Carnegie senior associate Ashley J Tellis’s new paper ‘India as a leading power’ argues that Prime Minister Narendra Modi’s call for India to become a leading power represents a change in how the political leadership conceives of India’s role in international politics. Mr Tellis said envisioning India as a great power would catalyse the country’s material aspiration and military ambitions. “The key question is whether India can actually achieve that. I argue that it is possible,” he said, while acknowledging the considerable uncertainties that loom.
Mr Tellis’ key argument is that Mr Modi’s vision, when fulfilled, will mark the “third epoch in Indian foreign policy.”

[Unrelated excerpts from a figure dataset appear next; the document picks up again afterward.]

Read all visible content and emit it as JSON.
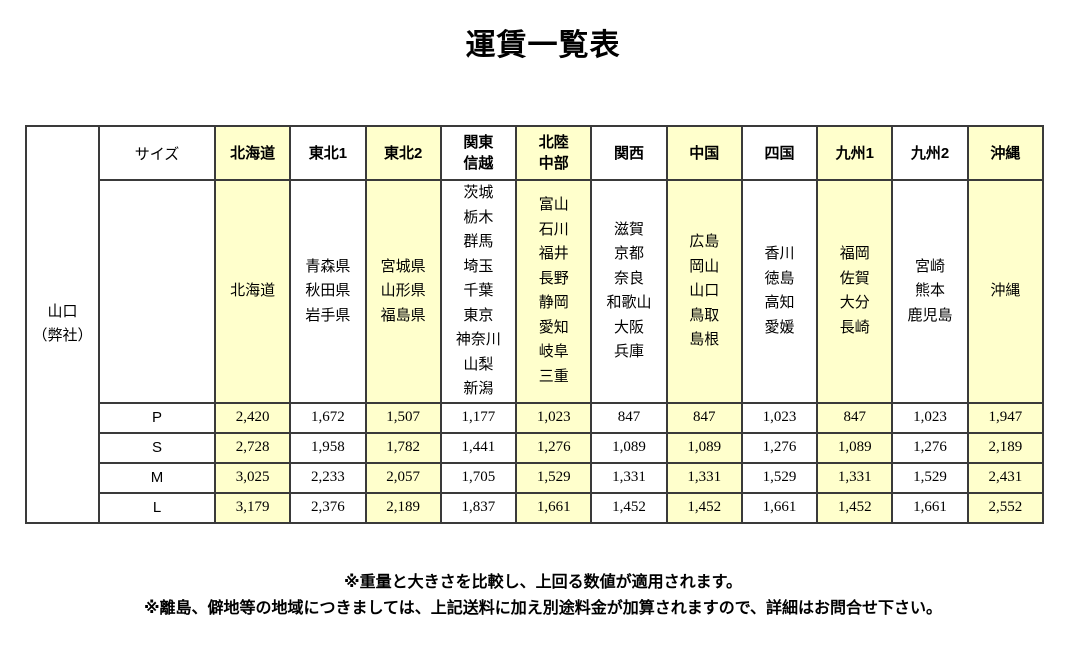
{
  "title": "運賃一覧表",
  "origin": {
    "label": "山口\n（弊社）"
  },
  "table": {
    "size_header": "サイズ",
    "regions": [
      {
        "label": "北海道",
        "prefectures": "北海道"
      },
      {
        "label": "東北1",
        "prefectures": "青森県\n秋田県\n岩手県"
      },
      {
        "label": "東北2",
        "prefectures": "宮城県\n山形県\n福島県"
      },
      {
        "label": "関東\n信越",
        "prefectures": "茨城\n栃木\n群馬\n埼玉\n千葉\n東京\n神奈川\n山梨\n新潟"
      },
      {
        "label": "北陸\n中部",
        "prefectures": "富山\n石川\n福井\n長野\n静岡\n愛知\n岐阜\n三重"
      },
      {
        "label": "関西",
        "prefectures": "滋賀\n京都\n奈良\n和歌山\n大阪\n兵庫"
      },
      {
        "label": "中国",
        "prefectures": "広島\n岡山\n山口\n鳥取\n島根"
      },
      {
        "label": "四国",
        "prefectures": "香川\n徳島\n高知\n愛媛"
      },
      {
        "label": "九州1",
        "prefectures": "福岡\n佐賀\n大分\n長崎"
      },
      {
        "label": "九州2",
        "prefectures": "宮崎\n熊本\n鹿児島"
      },
      {
        "label": "沖縄",
        "prefectures": "沖縄"
      }
    ],
    "rows": [
      {
        "size": "P",
        "values": [
          "2,420",
          "1,672",
          "1,507",
          "1,177",
          "1,023",
          "847",
          "847",
          "1,023",
          "847",
          "1,023",
          "1,947"
        ]
      },
      {
        "size": "S",
        "values": [
          "2,728",
          "1,958",
          "1,782",
          "1,441",
          "1,276",
          "1,089",
          "1,089",
          "1,276",
          "1,089",
          "1,276",
          "2,189"
        ]
      },
      {
        "size": "M",
        "values": [
          "3,025",
          "2,233",
          "2,057",
          "1,705",
          "1,529",
          "1,331",
          "1,331",
          "1,529",
          "1,331",
          "1,529",
          "2,431"
        ]
      },
      {
        "size": "L",
        "values": [
          "3,179",
          "2,376",
          "2,189",
          "1,837",
          "1,661",
          "1,452",
          "1,452",
          "1,661",
          "1,452",
          "1,661",
          "2,552"
        ]
      }
    ]
  },
  "notes": [
    "※重量と大きさを比較し、上回る数値が適用されます。",
    "※離島、僻地等の地域につきましては、上記送料に加え別途料金が加算されますので、詳細はお問合せ下さい。"
  ],
  "colors": {
    "origin_bg": "#d3f649",
    "highlight_bg": "#ffffcc",
    "border": "#3a3a3a"
  }
}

In the first, India survived the U.S-Soviet cold war hostility through non-alignment, which was “essentially defensive;” and in the second, starting from 1991, India pursued strategic partnerships with more than 30 countries and emerged as a ‘balancing power’ that can influence outcomes in international debates. “Modi seeks to transform India from being merely an influential entity into one whose weight and preferences are defining for international politics,” he said.
“The currently tepid domestic economic liberalisation efforts” amounts to “forfeiting the possibilities of enhanced trade-driven growth,” and blames domestic politics and fears of foreign domination for India’s modest foreign trade, he said.